Mogadishu — A former Somali al-Shabaab leader, Mukhtar Robow Ali, known as "Abu Mansour", has defected to the government, a military official said on Sunday, severing ties with the Islamist group.
Al-Shabaab fell out with its former spokesman and deputy leader Robow in 2013 and he has been laying low with his forces since then. The Islamists have launched multiple attacks to try to kill or capture him.
An army official said in June there were negotiations between the government and Robow but there were no guarantees that he would defect. He said it had sent soldiers to try to defend him.
"Robow and his seven bodyguards are now in Hudur with local officials. He will be flown to Mogadishu soon," Col Nur Mohamed, a Somali military officer, said by phone from the southwestern town of Hudur.
His defection comes two months after the US removed a $5m reward for his capture and took him off its list of sponsors of terrorism after five years. It was not immediately clear if the timing of the defection was linked.

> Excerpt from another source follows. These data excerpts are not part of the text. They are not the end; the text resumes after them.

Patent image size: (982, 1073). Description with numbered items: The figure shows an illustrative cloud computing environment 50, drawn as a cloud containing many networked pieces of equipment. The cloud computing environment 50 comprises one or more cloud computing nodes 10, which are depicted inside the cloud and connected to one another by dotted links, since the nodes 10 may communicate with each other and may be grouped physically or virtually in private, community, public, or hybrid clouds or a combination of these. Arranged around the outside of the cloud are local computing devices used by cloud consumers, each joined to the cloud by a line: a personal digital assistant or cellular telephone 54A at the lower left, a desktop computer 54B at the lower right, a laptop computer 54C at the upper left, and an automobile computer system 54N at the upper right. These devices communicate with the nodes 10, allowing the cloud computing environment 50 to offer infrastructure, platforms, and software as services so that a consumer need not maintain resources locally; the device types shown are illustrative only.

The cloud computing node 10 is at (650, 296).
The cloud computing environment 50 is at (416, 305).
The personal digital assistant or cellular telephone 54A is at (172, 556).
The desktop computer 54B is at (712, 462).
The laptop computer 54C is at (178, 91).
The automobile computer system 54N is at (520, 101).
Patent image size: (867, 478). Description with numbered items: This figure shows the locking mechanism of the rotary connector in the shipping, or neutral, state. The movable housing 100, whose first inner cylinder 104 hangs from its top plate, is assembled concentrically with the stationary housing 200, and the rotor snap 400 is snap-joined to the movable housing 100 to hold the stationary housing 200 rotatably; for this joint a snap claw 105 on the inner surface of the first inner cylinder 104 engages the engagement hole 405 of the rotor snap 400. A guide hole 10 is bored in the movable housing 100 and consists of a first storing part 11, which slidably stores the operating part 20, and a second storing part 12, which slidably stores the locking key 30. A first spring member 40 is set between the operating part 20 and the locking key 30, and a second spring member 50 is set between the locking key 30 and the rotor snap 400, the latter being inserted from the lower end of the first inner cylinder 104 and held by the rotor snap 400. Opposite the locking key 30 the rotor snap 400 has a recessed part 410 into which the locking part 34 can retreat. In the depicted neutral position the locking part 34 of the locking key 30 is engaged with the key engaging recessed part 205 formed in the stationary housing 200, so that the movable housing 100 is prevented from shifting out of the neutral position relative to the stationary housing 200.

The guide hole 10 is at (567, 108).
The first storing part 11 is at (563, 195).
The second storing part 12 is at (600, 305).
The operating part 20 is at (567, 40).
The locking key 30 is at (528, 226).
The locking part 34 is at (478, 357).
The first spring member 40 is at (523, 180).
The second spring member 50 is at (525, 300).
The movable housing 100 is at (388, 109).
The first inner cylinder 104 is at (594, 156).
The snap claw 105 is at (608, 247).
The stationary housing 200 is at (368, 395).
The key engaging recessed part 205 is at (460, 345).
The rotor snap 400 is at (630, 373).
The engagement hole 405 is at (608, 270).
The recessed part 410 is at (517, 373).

Nonetheless, it could give pro-government forces more freedom to operate in the regions of Bay and Bakool, slicing al-Shabaab’s operational territory in two.
It was not immediately clear what would now happen to Robow, but residents and an analyst were doubtful over the impact of the move.
"If criminals are not taken to court, then there will be no peace," said Mohamed Aden, a history lecturer at a Mogadishu University.
Al-Shabaab has been fighting for years to try to topple Somalia’s central government and rule the Horn of Africa country according to their own interpretation of sharia law.
The militants, who are allied with al-Qaeda, were driven out of the capital Mogadishu in 2011. They have also since lost nearly all other territory they previously controlled after an offensive by Somali government troops and African Union-mandated Amisom peacekeepers.
Al-Shabaab, however, remains a formidable threat and frequently carries out bombings both in Mogadishu and other towns against both military and civilian targets.